Right, that's what I was thinking. I wanted to included everything here in the review (at least initially) for context. We can split it up exactly as you suggested. Regarding an independent patch 2, it should be NFC post-instcombine. Pre-instcombine, we would at least no longer generate unnecessary steps for uniform IVs.

lib/Transforms/Vectorize/LoopVectorize.cpp
2263

This probably makes more sense with the response below. We're checking to see if all the scalar users of the IV we are scalarizing are also uniform. We can scalarize an IV if it has both vector and scalar users (ending up with two versions).

2265

That should work!

2278

This is for the cases in which we both want a vector and a scalar version of an IV. We scalarize an IV that's not marked scalar after vectorization when it has at least one scalar user. For such an IV, if all it's scalar users are also uniform, we will only ever need the first lane of the scalar IV.

4565

Right! Thanks for pointing out the debug intrinsics. Perhaps it would make better sense to handle all of the cases individually, instead all together at the top?

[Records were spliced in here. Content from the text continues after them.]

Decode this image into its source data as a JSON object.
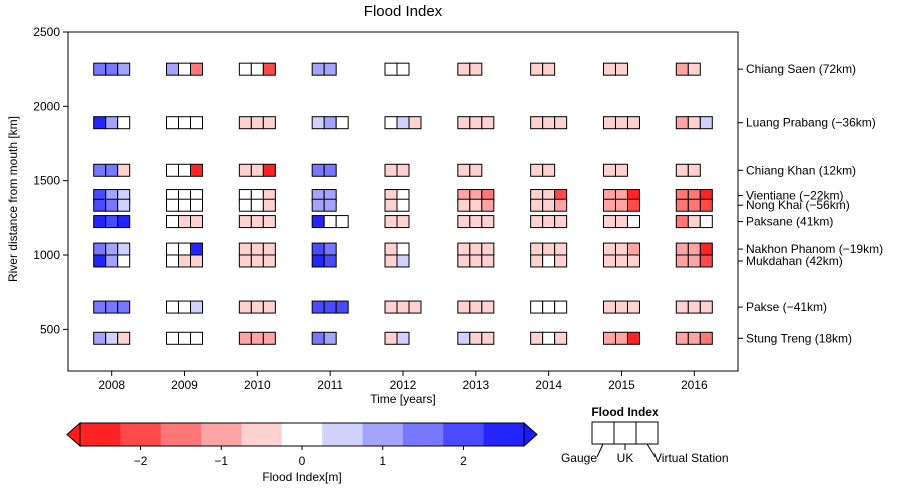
{
  "chart_data": {
    "type": "heatmap",
    "title": "Flood Index",
    "xlabel": "Time [years]",
    "ylabel": "River distance from mouth [km]",
    "x": [
      2008,
      2009,
      2010,
      2011,
      2012,
      2013,
      2014,
      2015,
      2016
    ],
    "x_ticks": [
      "2008",
      "2009",
      "2010",
      "2011",
      "2012",
      "2013",
      "2014",
      "2015",
      "2016"
    ],
    "xlim": [
      2007.4,
      2016.6
    ],
    "ylim": [
      220,
      2500
    ],
    "y_ticks": [
      500,
      1000,
      1500,
      2000,
      2500
    ],
    "stations": [
      {
        "label": "Chiang Saen (72km)",
        "y": 2250,
        "values": [
          [
            1.6,
            1.3,
            0.9
          ],
          [
            0.8,
            0,
            -1.5
          ],
          [
            0,
            0,
            -2.2
          ],
          [
            1.2,
            1.2,
            null
          ],
          [
            0,
            0,
            null
          ],
          [
            -0.7,
            -0.7,
            null
          ],
          [
            -0.6,
            -0.6,
            null
          ],
          [
            -0.6,
            -0.6,
            null
          ],
          [
            -0.9,
            -0.6,
            null
          ]
        ]
      },
      {
        "label": "Luang Prabang (−36km)",
        "y": 1890,
        "values": [
          [
            2.6,
            1.0,
            0
          ],
          [
            0,
            0,
            0
          ],
          [
            -0.6,
            -0.6,
            -0.6
          ],
          [
            0.6,
            0.8,
            0
          ],
          [
            0,
            0.5,
            -0.3
          ],
          [
            -0.5,
            -0.5,
            -0.5
          ],
          [
            -0.5,
            -0.5,
            -0.5
          ],
          [
            -0.5,
            -0.5,
            -0.5
          ],
          [
            -0.9,
            -0.6,
            0.6
          ]
        ]
      },
      {
        "label": "Chiang Khan (12km)",
        "y": 1570,
        "values": [
          [
            1.6,
            1.3,
            -0.7
          ],
          [
            0,
            0,
            -2.6
          ],
          [
            -0.6,
            -0.6,
            -2.4
          ],
          [
            1.3,
            1.3,
            null
          ],
          [
            -0.5,
            -0.5,
            null
          ],
          [
            -0.5,
            -0.5,
            null
          ],
          [
            -0.4,
            -0.4,
            null
          ],
          [
            -0.5,
            -0.5,
            null
          ],
          [
            -0.5,
            -0.5,
            null
          ]
        ]
      },
      {
        "label": "Vientiane (−22km)",
        "y": 1400,
        "values": [
          [
            2.0,
            0.8,
            0.5
          ],
          [
            0,
            0,
            0
          ],
          [
            0,
            0,
            -0.6
          ],
          [
            0.9,
            0.9,
            null
          ],
          [
            -0.3,
            0,
            null
          ],
          [
            -0.8,
            -0.8,
            -1.4
          ],
          [
            -0.6,
            -0.6,
            -1.8
          ],
          [
            -1.2,
            -1.2,
            -2.4
          ],
          [
            -1.3,
            -1.3,
            -2.6
          ]
        ]
      },
      {
        "label": "Nong Khai (−56km)",
        "y": 1335,
        "values": [
          [
            2.2,
            1.5,
            0.4
          ],
          [
            0,
            0,
            0
          ],
          [
            0,
            0,
            -0.5
          ],
          [
            1.0,
            1.0,
            null
          ],
          [
            -0.3,
            0,
            null
          ],
          [
            -0.7,
            -0.7,
            -1.0
          ],
          [
            -0.6,
            -0.6,
            -1.2
          ],
          [
            -1.2,
            -1.2,
            -1.8
          ],
          [
            -1.3,
            -1.3,
            -2.0
          ]
        ]
      },
      {
        "label": "Paksane (41km)",
        "y": 1225,
        "values": [
          [
            2.3,
            2.0,
            2.6
          ],
          [
            0,
            -0.5,
            -0.5
          ],
          [
            -0.5,
            -0.5,
            -0.5
          ],
          [
            2.3,
            0,
            0
          ],
          [
            -0.4,
            -0.4,
            null
          ],
          [
            -0.4,
            -0.4,
            -0.4
          ],
          [
            -0.4,
            -0.4,
            -0.4
          ],
          [
            -0.6,
            -0.6,
            0
          ],
          [
            -1.3,
            -0.4,
            0
          ]
        ]
      },
      {
        "label": "Nakhon Phanom (−19km)",
        "y": 1040,
        "values": [
          [
            1.5,
            0.8,
            0.6
          ],
          [
            0,
            0,
            2.9
          ],
          [
            -0.6,
            -0.6,
            -0.6
          ],
          [
            2.0,
            1.6,
            null
          ],
          [
            -0.4,
            0,
            null
          ],
          [
            -0.6,
            -0.6,
            -0.6
          ],
          [
            -0.6,
            -0.6,
            -0.6
          ],
          [
            -0.6,
            -0.6,
            -0.8
          ],
          [
            -1.2,
            -1.2,
            -2.6
          ]
        ]
      },
      {
        "label": "Mukdahan (42km)",
        "y": 960,
        "values": [
          [
            2.6,
            0.9,
            0
          ],
          [
            0,
            -0.4,
            -0.4
          ],
          [
            -0.5,
            -0.5,
            -0.5
          ],
          [
            2.6,
            1.8,
            null
          ],
          [
            -0.3,
            0.4,
            null
          ],
          [
            -0.5,
            -0.5,
            -0.5
          ],
          [
            -0.5,
            0,
            -0.5
          ],
          [
            -0.6,
            -0.6,
            -0.6
          ],
          [
            -0.8,
            -0.8,
            -2.0
          ]
        ]
      },
      {
        "label": "Pakse (−41km)",
        "y": 650,
        "values": [
          [
            1.6,
            1.3,
            1.3
          ],
          [
            0,
            0,
            0.5
          ],
          [
            -0.5,
            -0.5,
            -0.5
          ],
          [
            2.2,
            1.8,
            1.8
          ],
          [
            -0.4,
            -0.4,
            -0.4
          ],
          [
            -0.4,
            -0.4,
            -0.4
          ],
          [
            0,
            0,
            0
          ],
          [
            -0.4,
            -0.4,
            -0.4
          ],
          [
            -0.5,
            -0.5,
            -0.5
          ]
        ]
      },
      {
        "label": "Stung Treng (18km)",
        "y": 440,
        "values": [
          [
            1.0,
            0.5,
            -0.5
          ],
          [
            0,
            0,
            0
          ],
          [
            -0.9,
            -0.9,
            -0.9
          ],
          [
            1.5,
            1.0,
            null
          ],
          [
            -0.4,
            0.6,
            null
          ],
          [
            0.5,
            -0.4,
            -0.4
          ],
          [
            -0.5,
            0,
            -0.5
          ],
          [
            -1.0,
            -1.0,
            -2.4
          ],
          [
            -0.9,
            -0.9,
            -1.6
          ]
        ]
      }
    ],
    "colorbar": {
      "label": "Flood Index[m]",
      "range": [
        -2.75,
        2.75
      ],
      "ticks": [
        -2,
        -1,
        0,
        1,
        2
      ],
      "tick_labels": [
        "−2",
        "−1",
        "0",
        "1",
        "2"
      ],
      "bins": 11,
      "colors": [
        "#ff2424",
        "#ff4a4a",
        "#ff7777",
        "#ffa4a4",
        "#ffd1d1",
        "#ffffff",
        "#d1d1ff",
        "#a4a4ff",
        "#7777ff",
        "#4a4aff",
        "#2424ff"
      ],
      "extend_colors": [
        "#ff1a1a",
        "#1a1aff"
      ]
    },
    "legend": {
      "title": "Flood Index",
      "labels": [
        "Gauge",
        "UK",
        "Virtual Station"
      ]
    }
  }
}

mkuper added inline comments.Aug 25 2016, 4:21 PM
lib/Transforms/Vectorize/LoopVectorize.cpp
2263

Oh, ok, I understand now - this checks "isScalar() implies isUniform()" by computing "!isScalar() || isUniform()".
I read "scalar users" as "pre-vectorization users" not "users that are going to stay scalar", and got confused.

2278

Ah, got it, thanks!

Sentences like "all its scalar users are uniform" still confuse me, because of the terminology we've adopted.
My personal preference is still "uniform" for what we call "uniform scalar" and "multi-scalar" for what we call "non-uniform scalar" - then we could say that we're looking for an IV that has no multi-scalar users. But maybe I just need to get used to the current state. :-)

4565

Hmpf. I think I still prefer handling this at the top - duplicating this check into each case seems silly.

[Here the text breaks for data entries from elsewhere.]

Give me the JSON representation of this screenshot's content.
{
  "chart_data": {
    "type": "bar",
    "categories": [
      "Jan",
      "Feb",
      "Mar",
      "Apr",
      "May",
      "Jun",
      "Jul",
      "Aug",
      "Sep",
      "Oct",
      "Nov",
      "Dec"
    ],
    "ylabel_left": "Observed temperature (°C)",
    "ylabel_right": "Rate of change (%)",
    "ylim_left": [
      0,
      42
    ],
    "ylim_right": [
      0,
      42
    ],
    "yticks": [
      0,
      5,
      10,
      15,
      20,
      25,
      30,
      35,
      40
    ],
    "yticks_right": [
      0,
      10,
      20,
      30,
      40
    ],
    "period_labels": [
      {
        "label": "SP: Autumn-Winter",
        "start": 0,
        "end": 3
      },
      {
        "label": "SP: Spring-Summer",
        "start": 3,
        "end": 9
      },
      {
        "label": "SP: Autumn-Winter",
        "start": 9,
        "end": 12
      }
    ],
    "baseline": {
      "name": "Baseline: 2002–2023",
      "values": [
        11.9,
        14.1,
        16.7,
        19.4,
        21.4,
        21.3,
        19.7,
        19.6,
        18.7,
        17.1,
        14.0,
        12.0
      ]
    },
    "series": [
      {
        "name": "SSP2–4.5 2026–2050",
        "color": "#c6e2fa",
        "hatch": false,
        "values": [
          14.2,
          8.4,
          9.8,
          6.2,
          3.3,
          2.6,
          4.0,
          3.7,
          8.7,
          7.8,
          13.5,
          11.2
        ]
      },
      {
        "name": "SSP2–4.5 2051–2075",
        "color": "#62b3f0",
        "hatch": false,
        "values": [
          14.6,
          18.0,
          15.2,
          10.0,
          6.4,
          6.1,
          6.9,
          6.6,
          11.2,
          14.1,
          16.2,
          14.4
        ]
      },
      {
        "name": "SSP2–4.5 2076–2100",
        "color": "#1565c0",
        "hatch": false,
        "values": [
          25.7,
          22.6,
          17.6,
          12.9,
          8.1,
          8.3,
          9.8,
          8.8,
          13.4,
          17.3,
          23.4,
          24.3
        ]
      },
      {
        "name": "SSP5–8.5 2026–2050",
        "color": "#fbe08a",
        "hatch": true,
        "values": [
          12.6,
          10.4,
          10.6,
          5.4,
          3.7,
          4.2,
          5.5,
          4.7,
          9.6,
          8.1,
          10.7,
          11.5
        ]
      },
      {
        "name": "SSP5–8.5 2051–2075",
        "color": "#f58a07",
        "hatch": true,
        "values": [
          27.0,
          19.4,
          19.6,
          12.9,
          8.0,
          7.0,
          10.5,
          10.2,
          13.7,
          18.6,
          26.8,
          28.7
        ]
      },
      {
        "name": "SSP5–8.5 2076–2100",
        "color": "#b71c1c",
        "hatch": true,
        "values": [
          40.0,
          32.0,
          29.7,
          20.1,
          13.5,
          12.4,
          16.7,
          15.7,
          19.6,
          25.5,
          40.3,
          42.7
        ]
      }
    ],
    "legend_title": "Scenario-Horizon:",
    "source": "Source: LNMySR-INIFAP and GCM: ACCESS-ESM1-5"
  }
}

Thanks for the quick feedback, Michael! I'll start addressing your comments by first pulling out the changes to collectLoopUniforms in a separate review, and adding some specific tests for it.

lib/Transforms/Vectorize/LoopVectorize.cpp
2278

I agree the terminology is a bit confusing. At the very least, I'll add a more detailed comment here.

4565

Agreed.

mssimpso updated this revision to Diff 70437.Sep 6 2016, 11:26 AM
mssimpso updated this object.
mssimpso edited edge metadata.
mssimpso marked 3 inline comments as done.

I pulled out the changes to collectLoopUniforms (Patch 1) in D24271 and rebased. I also addressed Michael's comments on this existing patch. Next, I'll pull out the changes to uniform instruction emission (Patch 2) in a separate review.

mssimpso updated this revision to Diff 70456.Sep 6 2016, 12:51 PM
mssimpso updated this object.

I pulled out the changes to uniform instruction emission (Patch 2) in D24275 and rebased.

mssimpso updated this revision to Diff 72099.Sep 21 2016, 1:17 PM

Added a simplified version of Sam's original test case.

mkuper accepted this revision.Sep 25 2016, 5:21 AM
mkuper edited edge metadata.

LGTM

This revision is now accepted and ready to land.Sep 25 2016, 5:21 AM

Thanks, Michael!

This revision was automatically updated to reflect the committed changes.